TRAVERSEE
DE PARIS
Article
publié dans la Lettre n° 304
« TRAVERSÉE DE PARIS » d’après Marcel
Aymé. Adapté, mis en scène et interprété par Francis Huster.
Durant l’occupation, Marcel Aymé ne resta pas silencieux. Lorsque
l’étoile jaune fit son apparition sur la poitrine des juifs, il
exprima son indignation par un article d’une grande violence contre
les instigateurs de cette mesure humiliante. Interdit par la censure,
celui-ci ne parut jamais autrement que distribué sous le manteau.
Il écrivit aussi deux textes où il dénonçait le régime de Vichy,
les actes commis par la gestapo, les collaborateurs et la police
française ainsi que les horreurs des camps d’extermination. Sa nouvelle,
Traversée de Paris, et son roman, Le Chemin des écoliers,
où il décrit la réalité vécue durant ces années, parurent à la fin
de la guerre. Son témoignage rejoignait alors celui d’Albert Camus,
pied noir d’Oran qui, lui, publiait La Peste, métaphore du
nazisme et plaidoyer contre la haine, le racisme et la lâcheté.

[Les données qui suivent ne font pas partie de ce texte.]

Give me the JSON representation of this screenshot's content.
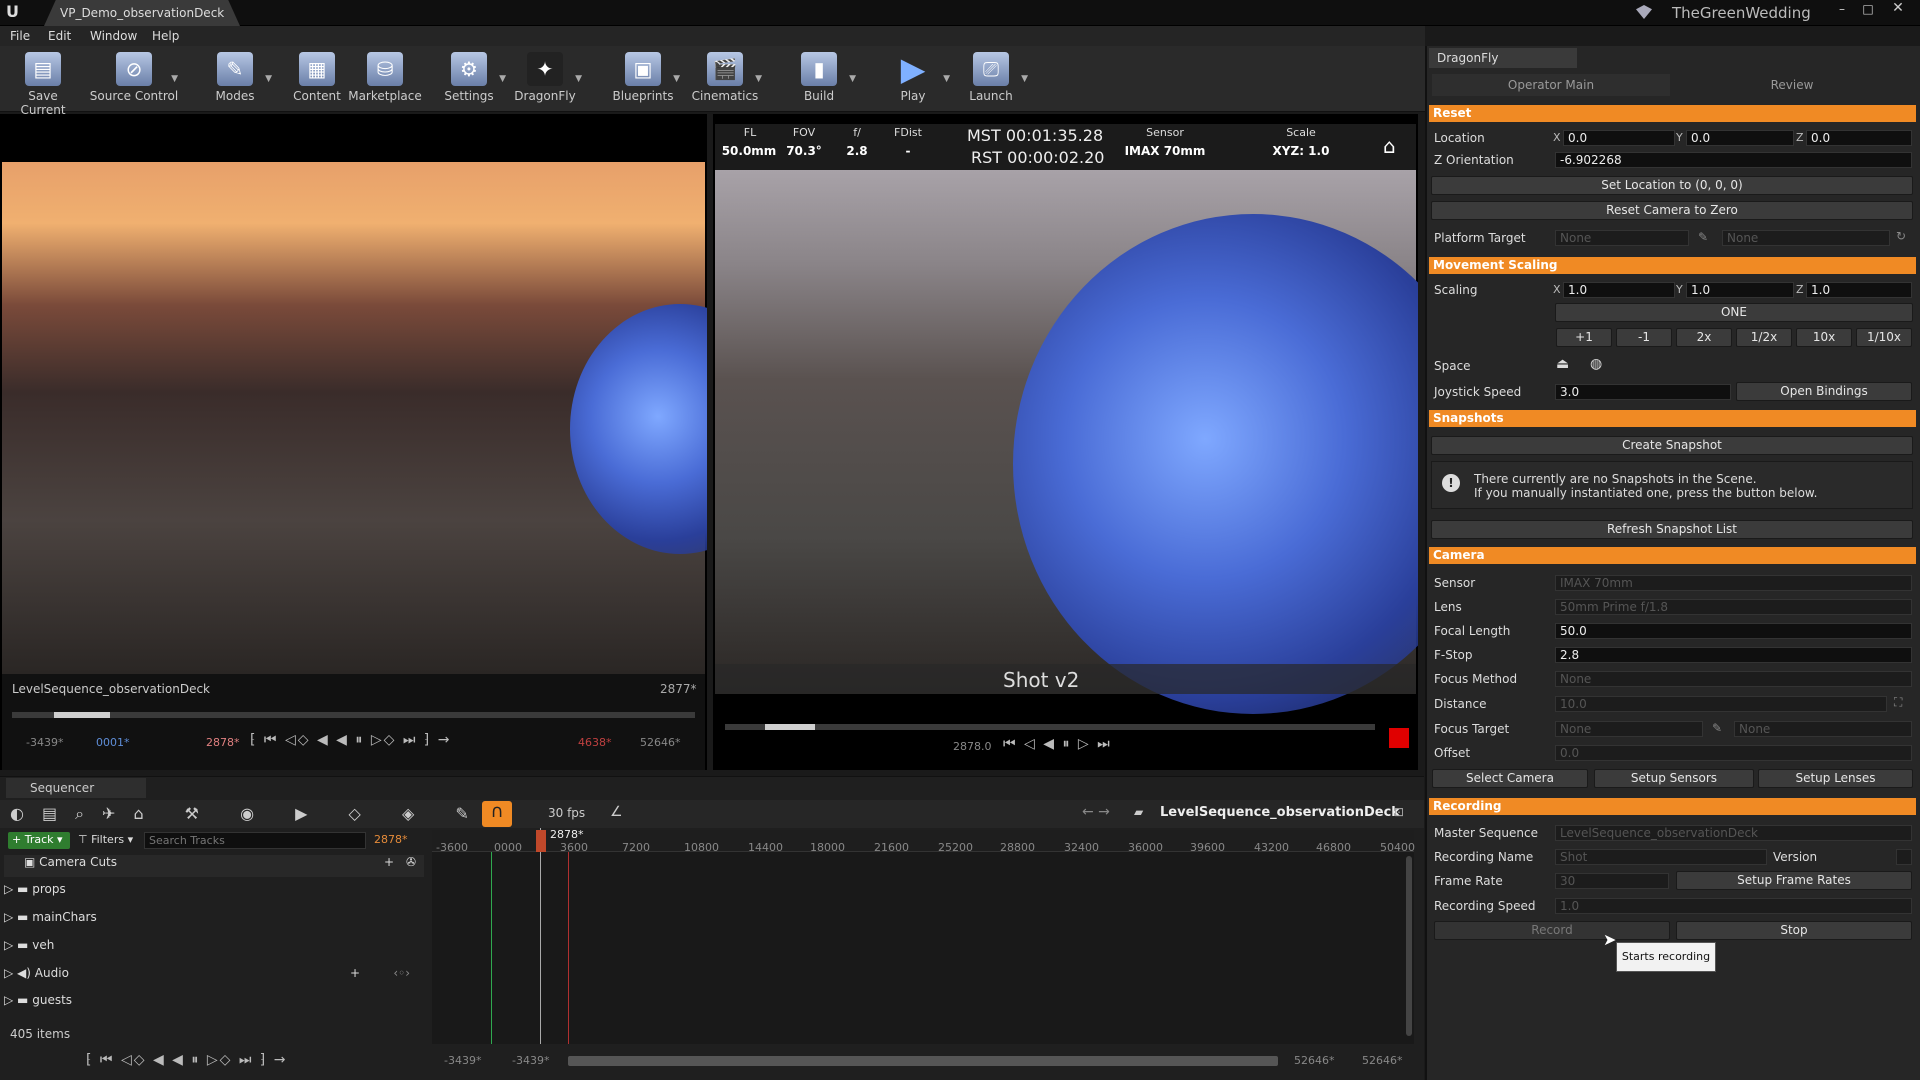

Adaptés au cinéma par Claude Autant-Lara en 1956 et Michel Boirond
en 1959, les deux films, La Traversée de Paris et Le Chemin
des écoliers, versions expurgés des deux œuvres, furent ressentis
comme une trahison pour beaucoup, trahison que Jean-Louis Barrault
souhaitait réparer. Mais il fallut attendre 50 ans, le temps, pour
les droits, de s’éteindre.
Tout ceci Francis Huster l’explique dès 18h45, avec autant de clarté
que de passion. Ce préambule est indispensable pour comprendre son
cheminement et l’ampleur de la tâche entreprise. Après son inoubliable
adaptation de La Peste en 1990 (Lettre 29) où il se
mettait seul en scène, le metteur en scène-comédien a renouvelé
le genre à plusieurs reprises avec Putzi en 1991 (Lettre
52) ou Waterloo en 2008 (site Internet), ce dernier
spectacle en étant l’éblouissant et dernier exemple. Il s’attaque
aujourd’hui aux deux œuvres de Marcel Aymé et se plonge dans l’adaptation
des dialogues d’un écrivain qui était aussi un auteur dramatique
et dialoguiste hors pair. Clérambard, La Tête des autres,
Uranus, pour ne citer que ces œuvres, en font foi...
Jean-Louis Barrault voulait le mot qui remplacerait le geste,
que le spectateur imagine lui-même les personnages. Francis Huster,
passé maître dans cet art, séduit par ces dialogues d’une lucidité
et vérité extrêmes, endosse tous les rôles et replace les personnages
dans chacune des scènes: les bars, les caves, les rues, l’atelier
de Grandgil, sans oublier de suggérer l’obscurité, le froid, la
peur et même l’odeur du sang répandu. Une douzaine de personnages
suggérés dans une succession rapide de situations, 15 204 mots (d'après
Francis Huster) dits par un seul homme en une heure et quart de
spectacle, le temps de prouver que n’importe qui peut devenir un
héros ou un salaud, selon les aléas de la vie, cela même que le
« môme courage », surnom donné à Marcel Aymé, voulut transmettre
à travers ces deux œuvres.
Profondément habité par chacun des personnages, Francis Huster se
fond dans tous, passant de l’un à l’autre en un clin d’œil, changeant
pour cela d’attitude ou d’intonation. Il est Martin, Grandgil, Jambier,
le cafetier et tous les autres, trinquant, rigolant, se querellant,
gueulant, menaçant, parlementant ou crevant de peur, traversant
la capitale occupée entre deux alertes, évitant les contrôles dans
la nuit glacée, parcourant les huit kilomètres, valises insoulevables
en mains, bourrées de quatorze quartiers de viande. Doté de ce naturel
confondant qui a fait sa réputation, Francis Huster, phénomène inclassable,
emporte dans son récit un public suspendu à ses lèvres, et sidère
une fois encore. Bouffes Parisiens 2e.